On Wednesday, S&P Global Ratings lowered its long-term issuer credit rating on Genting Malaysia to ‘BBB+’ from ‘A-‘, citing the firm’s aggressive expansion plans that are increasing leverage and weakening cash flow.
S&P also lowered its long-term issuer credit rating on the subsidiary Resorts World Las Vegas (RWLV) and the long-term issue ratings of the company’s senior secured debt obligations to ‘BBB’ from ‘BBB+’.
Nevertheless, S&P still sees the outlook for Genting as “stable,” explaining that “despite the group’s heavy investment plan, its debt-to-EBITDA ratio will remain less than 2x in 2021 and beyond, after peaking at more than 2x in 2020.”
They added, “In the past year, Genting acquired 49% of Empire and privatized the company at a time of ongoing expansion at subsidiaries Genting Singapore and RWLV. This has materially increased the group’s leverage and weakened its credit quality.”
S&P also noted the possible future impact of Japan.
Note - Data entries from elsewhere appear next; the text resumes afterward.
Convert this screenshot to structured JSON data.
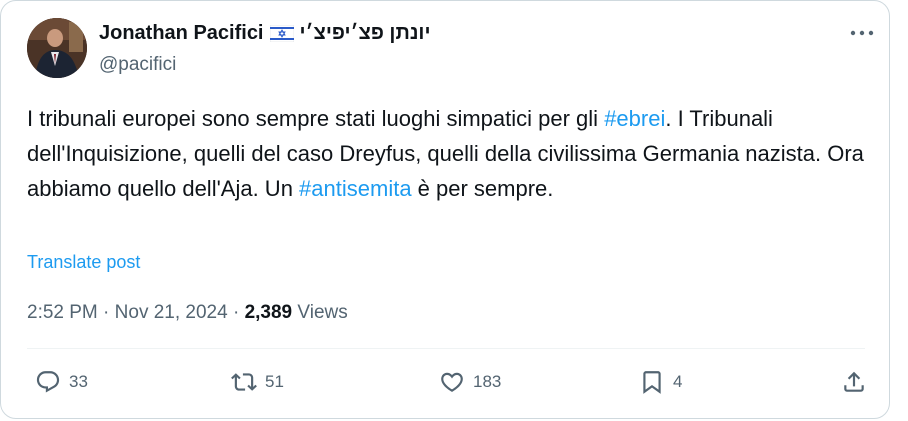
{
  "author": {
    "name": "Jonathan Pacifici",
    "name_hebrew": "יונתן פצ׳יפיצ׳י",
    "handle": "@pacifici",
    "flag_icon": "israel-flag-icon"
  },
  "post": {
    "text_segments": [
      {
        "text": "I tribunali europei sono sempre stati luoghi simpatici per gli ",
        "type": "text"
      },
      {
        "text": "#ebrei",
        "type": "hashtag"
      },
      {
        "text": ". I Tribunali dell'Inquisizione, quelli del caso Dreyfus, quelli della civilissima Germania nazista. Ora abbiamo quello dell'Aja. Un ",
        "type": "text"
      },
      {
        "text": "#antisemita",
        "type": "hashtag"
      },
      {
        "text": " è per sempre.",
        "type": "text"
      }
    ],
    "translate_label": "Translate post"
  },
  "meta": {
    "time": "2:52 PM",
    "sep1": " · ",
    "date": "Nov 21, 2024",
    "sep2": " · ",
    "views_count": "2,389",
    "views_label": " Views"
  },
  "actions": {
    "reply_count": "33",
    "repost_count": "51",
    "like_count": "183",
    "bookmark_count": "4"
  },
  "colors": {
    "accent": "#1d9bf0",
    "secondary_text": "#536471",
    "primary_text": "#0f1419",
    "border": "#cfd9de"
  }
}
“Genting is bidding for the Japan Integrated Resorts (IR) project, and we believe the process is on track. However, obtaining the licenses and actual cash outflow for the project may take some time. We have therefore not included the Japan project in our base case analysis. We will evaluate the credit impact if and when Genting is awarded the license,” they said.